KEPULAUAN RIAU — Fenomena ini terlihat jelas dalam berbagai momen. Dalam episode ketiga serial dokumenter Pulisic, bintang AC Milan itu duduk di meja makan dan temannya bertanya, "Sekarang jam apa?" Pulisic menjawab, "Waktu Alkitab," sambil membuka kitab sucinya. Kalung salib selalu tergantung di lehernya.
Weston McKennie, gelandang Juventus, hanya menulis "All glory to God" di bio Instagram-nya. Bek Chris Richards juga blak-blakan. Ia pernah bercerita bahwa ia dan sekitar 10 pemain Crystal Palace berdoa bersama sebelum pertandingan dan mengadakan pendalaman Alkitab.
Kiper Matt Freese, seorang Katolik taat, bahkan mengaku sudah bertemu Pulisic dalam sesi studi Alkitab sebelum bergabung dengan USMNT. Pelatih Mauricio Pochettino, yang juga Katolik, nyaris selalu memakai gelang bergambar santo pelindung. Saat menangani Espanyol pada 2009, ia mendaki 12 kilometer ke tempat ziarah Montserrat untuk berdoa agar klubnya selamat dari degradasi—dan hasilnya sesuai harapan.
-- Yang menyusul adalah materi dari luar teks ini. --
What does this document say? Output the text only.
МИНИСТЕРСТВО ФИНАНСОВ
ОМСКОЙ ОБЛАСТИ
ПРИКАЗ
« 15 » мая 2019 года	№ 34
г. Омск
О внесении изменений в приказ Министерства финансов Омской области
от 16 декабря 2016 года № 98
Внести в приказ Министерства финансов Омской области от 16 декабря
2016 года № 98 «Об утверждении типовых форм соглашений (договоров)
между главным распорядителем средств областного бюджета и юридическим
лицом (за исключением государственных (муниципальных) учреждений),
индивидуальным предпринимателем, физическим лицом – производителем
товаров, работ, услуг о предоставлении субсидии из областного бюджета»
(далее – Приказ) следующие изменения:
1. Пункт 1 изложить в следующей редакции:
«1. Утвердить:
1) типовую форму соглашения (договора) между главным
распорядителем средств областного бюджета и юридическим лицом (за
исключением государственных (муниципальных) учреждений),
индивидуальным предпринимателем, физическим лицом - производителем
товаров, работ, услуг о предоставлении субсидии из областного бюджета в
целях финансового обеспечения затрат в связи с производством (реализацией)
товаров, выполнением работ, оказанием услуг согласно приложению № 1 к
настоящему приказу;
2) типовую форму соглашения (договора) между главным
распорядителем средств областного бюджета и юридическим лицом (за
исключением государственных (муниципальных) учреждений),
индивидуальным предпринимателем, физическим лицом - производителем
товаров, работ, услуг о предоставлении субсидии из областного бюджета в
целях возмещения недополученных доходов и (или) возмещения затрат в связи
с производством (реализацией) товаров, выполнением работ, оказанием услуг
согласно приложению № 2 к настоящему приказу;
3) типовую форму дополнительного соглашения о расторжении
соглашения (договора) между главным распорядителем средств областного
Pada Piala Dunia 2022 di Qatar, keragaman keyakinan tim terlihat jelas. Walker Zimmerman, putra seorang pendeta, aktif menyebarkan imannya. Yunus Musah, seorang Muslim, tetap berpuasa di bulan Ramadan meski hari pertandingan. Sementara DeAndre Yedlin, penganut Buddha, memimpin beberapa rekan setimnya melakukan meditasi tanpa alas kaki di lapangan setelah setiap laga.
Ini kontras tajam dengan era sebelumnya. Clint Dempsey hanya memberi satu wawancara tentang imannya ke Sports Spectrum sekitar Piala Dunia 2014. Tim Howard adalah anggota Fellowship of Christian Athletes, tapi jarang bicara soal keyakinannya. Jozy Altidore baru mengaku dibesarkan sebagai Saksi Yehuwa di akhir kariernya. Landon Donovan diketahui sebagai seorang ateis.
"Kami tidak tahu apakah Cobi Jones, Tab Ramos, Alexi Lalas, atau Marcelo Balboa percaya pada Tuhan," tulis laporan tersebut. Begitu pula Michael Bradley dan DaMarcus Beasley. Keterbukaan kini terjadi di tengah lanskap politik AS di mana partai yang berkuasa kerap menggunakan religiusitas untuk kepentingan politik.
Para pemain USMNT saat ini dianggap tulus dalam menyatakan keyakinan mereka. Mereka bergabung dengan generasi atlet profesional Amerika yang merasa lebih bebas mengekspresikan pandangan dibanding pendahulu mereka. Namun, memanfaatkan sorotan Piala Dunia untuk menyebarkan ajaran agama juga dianggap mengaburkan batas kenetralan olahraga nasional.
US Soccer sendiri pernah melarang aksi berlutut saat lagu kebangsaan berkumandang, sebelum mencabut larangan itu tiga tahun kemudian. Ini menunjukkan bahwa berekspresi dengan seragam tim nasional memiliki aturan yang berbeda dibandingkan dengan klub. Meski begitu, kepercayaan diri para pemain untuk menjadi diri mereka sepenuhnya di panggung terbesar dinilai sebagai perkembangan positif bagi sepak bola Amerika.